Americans Spend Too Much on Healthcare, Then 25 Percent Goes to Waste

One cool trick could eliminate record-smashing medical expenditures lost to administrative inefficiency, price hikes, and overtreatment: Nationalize coverage!
Katie Way
Brooklyn, US
A genderqueer person sitting in a hospital gown sitting in an exam room

It’s no secret that the healthcare system in the United States is not exactly operating at max functionality. Ask anyone who’s ever crowdfunded to pay a medical bill or donated to someone else’s effort, paid an exorbitant fee for a prescription medication, or waited months to see a medical practitioner who actually accepts their insurance. That’s why it’s not surprising to hear that not only are Americans paying twice as much for healthcare as we were in the 80s, a solid chunk (25 percent!) of the money spent on healthcare can be classified as “wasteful.” Per the New York Times, the $760 billion wasted annually on healthcare exceeds annual military spending, which is pretty mind-blowing considering how much the U.S. government loves throwing money at The Troops (until they need healthcare or social services, of course).

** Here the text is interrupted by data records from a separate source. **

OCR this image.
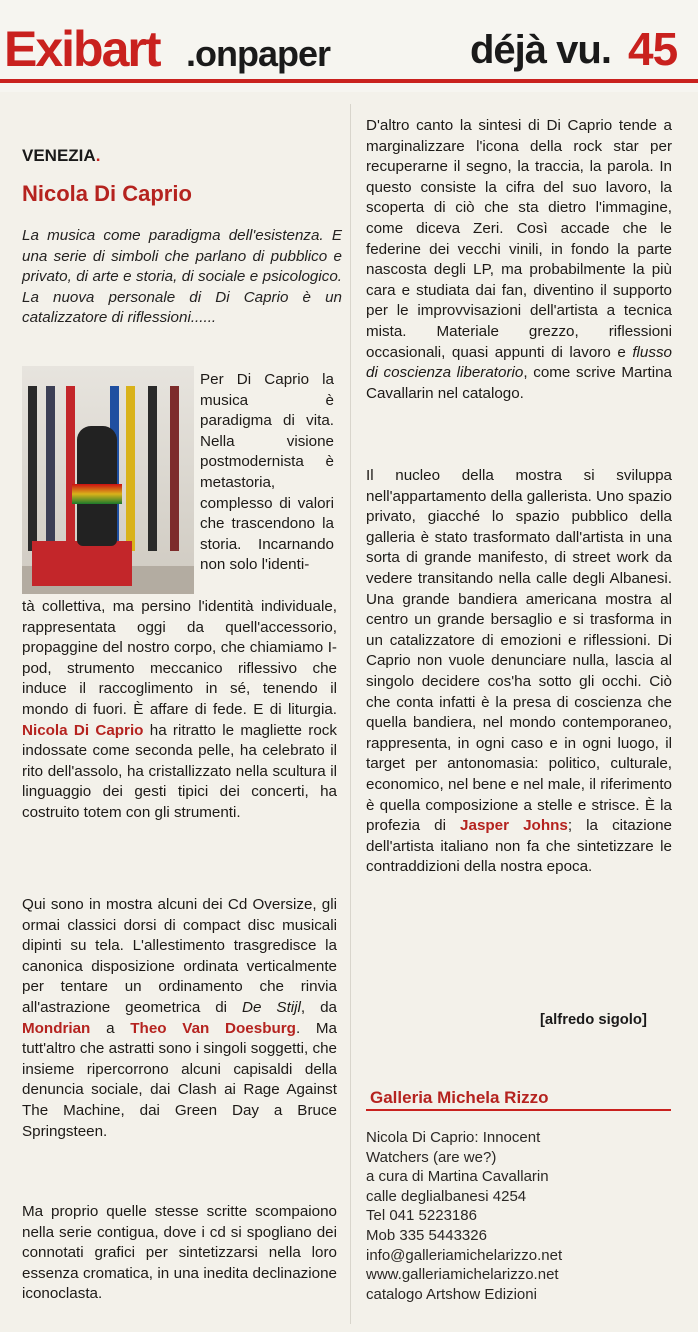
Exibart .onpaper	déjà vu. 45
VENEZIA.
Nicola Di Caprio
La musica come paradigma dell'esistenza. E una serie di simboli che parlano di pubblico e privato, di arte e storia, di sociale e psicologico. La nuova personale di Di Caprio è un catalizzatore di riflessioni......
Per Di Caprio la musica è paradigma di vita. Nella visione postmodernista è metastoria, complesso di valori che trascendono la storia. Incarnando non solo l'identi-
tà collettiva, ma persino l'identità individuale, rappresentata oggi da quell'accessorio, propaggine del nostro corpo, che chiamiamo I-pod, strumento meccanico riflessivo che induce il raccoglimento in sé, tenendo il mondo di fuori. È affare di fede. E di liturgia. Nicola Di Caprio ha ritratto le magliette rock indossate come seconda pelle, ha celebrato il rito dell'assolo, ha cristallizzato nella scultura il linguaggio dei gesti tipici dei concerti, ha costruito totem con gli strumenti.
Qui sono in mostra alcuni dei Cd Oversize, gli ormai classici dorsi di compact disc musicali dipinti su tela. L'allestimento trasgredisce la canonica disposizione ordinata verticalmente per tentare un ordinamento che rinvia all'astrazione geometrica di De Stijl, da Mondrian a Theo Van Doesburg. Ma tutt'altro che astratti sono i singoli soggetti, che insieme ripercorrono alcuni capisaldi della denuncia sociale, dai Clash ai Rage Against The Machine, dai Green Day a Bruce Springsteen.
Ma proprio quelle stesse scritte scompaiono nella serie contigua, dove i cd si spogliano dei connotati grafici per sintetizzarsi nella loro essenza cromatica, in una inedita declinazione iconoclasta.
D'altro canto la sintesi di Di Caprio tende a marginalizzare l'icona della rock star per recuperarne il segno, la traccia, la parola. In questo consiste la cifra del suo lavoro, la scoperta di ciò che sta dietro l'immagine, come diceva Zeri. Così accade che le federine dei vecchi vinili, in fondo la parte nascosta degli LP, ma probabilmente la più cara e studiata dai fan, diventino il supporto per le improvvisazioni dell'artista a tecnica mista. Materiale grezzo, riflessioni occasionali, quasi appunti di lavoro e flusso di coscienza liberatorio, come scrive Martina Cavallarin nel catalogo.
Il nucleo della mostra si sviluppa nell'appartamento della gallerista. Uno spazio privato, giacché lo spazio pubblico della galleria è stato trasformato dall'artista in una sorta di grande manifesto, di street work da vedere transitando nella calle degli Albanesi. Una grande bandiera americana mostra al centro un grande bersaglio e si trasforma in un catalizzatore di emozioni e riflessioni. Di Caprio non vuole denunciare nulla, lascia al singolo decidere cos'ha sotto gli occhi. Ciò che conta infatti è la presa di coscienza che quella bandiera, nel mondo contemporaneo, rappresenta, in ogni caso e in ogni luogo, il target per antonomasia: politico, culturale, economico, nel bene e nel male, il riferimento è quella composizione a stelle e strisce. È la profezia di Jasper Johns; la citazione dell'artista italiano non fa che sintetizzare le contraddizioni della nostra epoca.
[alfredo sigolo]
Galleria Michela Rizzo
Nicola Di Caprio: Innocent
Watchers (are we?)
a cura di Martina Cavallarin
calle deglialbanesi 4254
Tel 041 5223186
Mob 335 5443326
info@galleriamichelarizzo.net
www.galleriamichelarizzo.net
catalogo Artshow Edizioni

According to an overview published by data analysts at Clever in September, the average American pays 101 percent more for healthcare than they would have in 1984, and the number of people choosing to forgo insurance is also climbing, with a 7 percent increase in the last year.

And what are people getting when they shell out more money to the American healthcare system? According to an analysis of wasteful healthcare spending published by the JAMA on Monday: “Administrative inefficiency,” like billing and coding waste and physician time lost to insurance coordination, to the tune of $265 billion; “pricing failures,” like spikes in the cost of medications, doctor’s visits, and emergency services, that max out at around $240 billion; plus overtreatment, failures in care coordination and delivery, plus Medicare fraud.

The JAMA report proposed a number of fixes for wasteful healthcare spending for each of the categories listed above, but even those would only tackle an estimated 25 percent of that $760 billion lowball, meaning that only 5 percent of the total healthcare spending in the U.S. would be affected. It seems worth noting that researchers in countries with socialized healthcare systems don’t seem to have to publish extensive overviews of how exactly their systems and citizens are hemorrhaging money in order to keep people alive, let alone healthy. At minimum, it seems like we could curb the ability of pharmaceutical companies to set prices so high that people die from treatable illnesses all the time.

In an editorial on the JAMA analysis, Donald Berwick, who briefly oversaw Medicare and Medicaid under the Obama administration, pointed to American politics as the most likely culprit for healthcare waste. “What [researchers] call ‘waste,’ others call ‘income,’” he wrote. “People and organizations (for-profit and not-for-profit) making big incomes under current delivery models include very powerful corporations and guilds in a nation that tolerates strong influences on elections by big donors.”

Of course, there’s the argument U.S. officials and pharmaceutical companies love to make: Money is necessary for drug research and development, which is why we can’t regulate drug prices. But when individual citizens of literally every other country in the world spend less money on prescriptions than Americans do, it feels safe to say there’s room for regulation.